José Antonio Lemos dos Santos
Cidade é coisa séria e precisa ser levada a sério. Ela é a maior e mais
bem sucedida invenção do homem. Como invenção humana, ela é construída e
tem uma dimensão técnica, porém, como construção coletiva ela tem
também uma dimensão política. Essas duas dimensões lhe são inalienáveis.
A cidade não pode ser conduzida só tecnicamente ou só politicamente.
Não dá para andar numa perna só, qualquer que seja ela, a não ser para o
desastre. Como objeto em constante construção, toda cidade deve ter
ainda um plano diretor sem data de conclusão, mas focado em um horizonte
de planejamento de 20 a 30 anos, que se distancia à medida que nos
aproximamos dele.
Cuiabá e a grande maioria das cidades brasileiras foram dominadas pela
política, justo pela pior de suas vertentes, a política eleitoreira,
aquela que devia ser apenas uma ferramenta de busca pela vontade
democrática, mas que virou uma praga nacional. Com a complacência dos
cidadãos leigos e especialistas, as cidades foram dominadas e deixaram
de ser uma finalidade da política, passando a ser um meio, um balcão de
negócios eleitoreiros no qual os planos, as leis e as normas passam a
ser ou um estorvo ou excelentes oportunidades de negociação quanto a
“flexibilidades” na sua aplicação. Enquanto o horizonte da política
urbana é de no mínimo 20 anos, o horizonte da política eleitoreira é de
2. Projetos com mais de 2 anos de maturação não interessam e o
planejamento atrapalha porque limita o campo de barganha eleitoreiro.
Por isso o Sistema de Desenvolvimento Urbano de Cuiabá criado pela Lei
Orgânica do Município em 89 foi desativado, culminando com a extinção do
IPDU e a truculenta aprovação da nova lei do Uso e Ocupação do Solo, a
principal lei da cidade, no ano passado.
Felizmente algumas cidades do Brasil conseguiram escapar dessa teia
poderosa e perversa. Conseguiram montar um sistema de gestão urbana
técnico e participativo, articulado e eficiente, que se consolidou à
medida que os frutos foram sendo produzidos, ganhando a confiança,
adesão e defesa crescentes da população. Sem querer simplificar, essa é a
grande diferença de Curitiba, Vitória, Goiânia, e Campo Campo-Grande,
entre outras poucas.

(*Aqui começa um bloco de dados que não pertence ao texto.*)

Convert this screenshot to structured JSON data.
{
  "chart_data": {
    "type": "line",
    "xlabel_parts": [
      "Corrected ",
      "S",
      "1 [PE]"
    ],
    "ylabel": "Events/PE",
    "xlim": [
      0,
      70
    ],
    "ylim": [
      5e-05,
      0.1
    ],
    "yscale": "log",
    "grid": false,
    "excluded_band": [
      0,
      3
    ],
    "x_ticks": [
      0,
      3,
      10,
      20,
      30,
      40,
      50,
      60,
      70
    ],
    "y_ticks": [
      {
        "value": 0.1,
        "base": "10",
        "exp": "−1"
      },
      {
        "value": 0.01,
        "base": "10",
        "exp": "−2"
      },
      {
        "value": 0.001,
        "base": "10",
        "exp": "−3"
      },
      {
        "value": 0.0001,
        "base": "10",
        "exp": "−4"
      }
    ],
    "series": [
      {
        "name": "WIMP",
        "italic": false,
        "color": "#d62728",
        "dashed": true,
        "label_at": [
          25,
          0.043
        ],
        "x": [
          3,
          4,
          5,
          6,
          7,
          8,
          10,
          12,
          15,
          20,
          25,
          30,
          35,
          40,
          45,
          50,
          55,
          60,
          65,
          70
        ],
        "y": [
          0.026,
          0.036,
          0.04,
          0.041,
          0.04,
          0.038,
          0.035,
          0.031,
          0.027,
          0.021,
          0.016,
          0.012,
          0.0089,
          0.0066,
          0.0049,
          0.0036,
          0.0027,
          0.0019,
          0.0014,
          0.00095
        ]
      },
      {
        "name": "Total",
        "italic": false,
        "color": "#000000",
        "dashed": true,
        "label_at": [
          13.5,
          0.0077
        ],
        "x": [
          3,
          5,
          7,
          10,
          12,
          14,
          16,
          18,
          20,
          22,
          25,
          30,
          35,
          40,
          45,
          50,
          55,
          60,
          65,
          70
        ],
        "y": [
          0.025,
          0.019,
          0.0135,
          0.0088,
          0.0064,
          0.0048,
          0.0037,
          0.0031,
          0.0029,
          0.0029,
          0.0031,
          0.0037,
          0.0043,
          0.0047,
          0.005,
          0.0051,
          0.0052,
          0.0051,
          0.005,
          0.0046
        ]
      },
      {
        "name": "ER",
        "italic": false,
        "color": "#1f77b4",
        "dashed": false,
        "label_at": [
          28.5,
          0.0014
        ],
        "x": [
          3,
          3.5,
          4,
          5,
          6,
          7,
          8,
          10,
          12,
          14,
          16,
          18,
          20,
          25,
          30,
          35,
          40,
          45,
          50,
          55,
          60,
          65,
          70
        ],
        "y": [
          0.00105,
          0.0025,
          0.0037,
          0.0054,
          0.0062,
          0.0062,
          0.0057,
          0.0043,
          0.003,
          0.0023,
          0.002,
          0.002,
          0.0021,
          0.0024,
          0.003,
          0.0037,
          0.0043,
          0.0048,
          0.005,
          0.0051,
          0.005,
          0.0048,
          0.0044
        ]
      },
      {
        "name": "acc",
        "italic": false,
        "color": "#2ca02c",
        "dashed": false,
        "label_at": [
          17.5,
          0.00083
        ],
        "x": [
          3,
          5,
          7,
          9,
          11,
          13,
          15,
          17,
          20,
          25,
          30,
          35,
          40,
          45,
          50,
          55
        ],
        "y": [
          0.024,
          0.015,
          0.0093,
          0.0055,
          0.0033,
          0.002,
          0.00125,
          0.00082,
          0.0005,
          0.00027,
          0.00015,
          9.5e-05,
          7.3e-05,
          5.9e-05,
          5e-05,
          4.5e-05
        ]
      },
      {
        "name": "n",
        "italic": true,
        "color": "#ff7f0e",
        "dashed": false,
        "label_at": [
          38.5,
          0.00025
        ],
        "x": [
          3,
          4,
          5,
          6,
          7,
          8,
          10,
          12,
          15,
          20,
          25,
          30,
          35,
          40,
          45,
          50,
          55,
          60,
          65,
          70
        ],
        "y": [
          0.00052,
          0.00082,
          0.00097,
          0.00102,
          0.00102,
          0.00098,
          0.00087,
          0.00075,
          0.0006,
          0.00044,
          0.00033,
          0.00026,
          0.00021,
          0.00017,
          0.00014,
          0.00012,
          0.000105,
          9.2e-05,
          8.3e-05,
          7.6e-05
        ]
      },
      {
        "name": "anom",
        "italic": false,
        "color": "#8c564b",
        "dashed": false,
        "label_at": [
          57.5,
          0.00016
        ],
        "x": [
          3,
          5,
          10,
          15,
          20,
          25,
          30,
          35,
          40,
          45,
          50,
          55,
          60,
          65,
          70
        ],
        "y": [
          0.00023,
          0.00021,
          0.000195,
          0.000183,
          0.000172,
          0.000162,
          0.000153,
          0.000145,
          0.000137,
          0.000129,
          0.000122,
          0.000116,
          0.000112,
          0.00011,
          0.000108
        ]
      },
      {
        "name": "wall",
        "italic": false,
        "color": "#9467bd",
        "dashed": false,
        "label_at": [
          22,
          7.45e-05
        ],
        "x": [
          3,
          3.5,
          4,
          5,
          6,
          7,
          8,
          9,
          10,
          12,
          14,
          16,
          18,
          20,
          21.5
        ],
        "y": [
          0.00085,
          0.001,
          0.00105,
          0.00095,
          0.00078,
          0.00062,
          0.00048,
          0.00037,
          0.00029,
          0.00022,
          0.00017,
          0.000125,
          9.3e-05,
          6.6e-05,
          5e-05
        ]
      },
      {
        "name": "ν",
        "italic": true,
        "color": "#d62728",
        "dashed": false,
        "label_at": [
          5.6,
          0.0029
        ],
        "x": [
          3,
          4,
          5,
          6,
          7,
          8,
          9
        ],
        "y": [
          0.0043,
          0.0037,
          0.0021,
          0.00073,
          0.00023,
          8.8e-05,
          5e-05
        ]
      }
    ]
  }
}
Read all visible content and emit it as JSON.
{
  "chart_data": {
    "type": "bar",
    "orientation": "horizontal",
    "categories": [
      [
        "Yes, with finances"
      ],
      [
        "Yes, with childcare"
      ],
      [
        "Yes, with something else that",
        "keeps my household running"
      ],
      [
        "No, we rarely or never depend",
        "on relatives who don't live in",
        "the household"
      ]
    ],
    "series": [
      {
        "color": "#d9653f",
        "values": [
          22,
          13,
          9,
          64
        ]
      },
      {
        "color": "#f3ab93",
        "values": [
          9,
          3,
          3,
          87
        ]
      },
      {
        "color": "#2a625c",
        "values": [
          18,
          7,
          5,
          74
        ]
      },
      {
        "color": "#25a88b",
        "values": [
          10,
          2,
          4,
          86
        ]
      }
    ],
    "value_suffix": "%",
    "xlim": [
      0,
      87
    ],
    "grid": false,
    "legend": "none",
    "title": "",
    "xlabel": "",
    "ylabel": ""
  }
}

O duro é lamentar que Cuiabá começou a montar algo
semelhante ao mesmo tempo que Campo Grande tendo na época o
tricentenário como horizonte de planejamento, 30 anos à frente, e que as
coisas evoluíram até bem, mesmo nas administrações adversárias que se
sucederam, produzindo de forma democrática, técnica e participativa os
principais planos e leis da cidade, projetos de grande porte e
instrumentos de controle. A maioria dos projetos da Copa é originária
daquela época, ainda necessários, mas com 10 anos ou mais de proposição.
Só que aqui em Cuiabá a situação reverteu e a cidade institucional foi
descolada da cidade real, justo quando esta passa pelo seu momento
econômico mais rico em oportunidades, enriquecido ainda mais com a Copa
do Pantanal.
As cidades são do cidadão ou não são cidades. A cidadania precisa voltar
a se sentir dona da cidade, que não é do prefeito, vereadores,
governador ou presidente da república, funcionários públicos a seu
serviço visando o interesse público, a res-publica. A República precisa
ser reproclamada. Ainda bem para Cuiabá que veio a Copa para nos chutar o
traseiro. Por causa dela hoje discutimos o futuro, projetos, obras,
discussões em busca de uma cidade que queremos não só grande, mas uma
grande cidade, bela, gostosa, justa, verde, feliz, sustentável e rica em
oportunidades para seus habitantes. Em vez de esperar El-Rey, a
cidadania se mobiliza apaixonada por sua cidade, propositiva, crítica,
ativa e militante. Esse é o caminho.
(Publicado em 22/05/2012 pelo Diário de Cuiabá)
José Antonio Lemos dos Santos, arquiteto e urbanista, é professor universitário aposentado . Troféu "João Thimóteo"-1991-IAB/MT/ "Diploma do Mérito IAB 80 Anos"/ Troféu "O Construtor" - Sinduscon MT Ano 2000 / Arquiteto do Ano 2010 pelo CREA-MT/ Comenda do Legislativo Cuiabano 2018/ Ordem do Mérito Cuiabá 300 Anos da Câmara Municipal de Cuiabá 2019.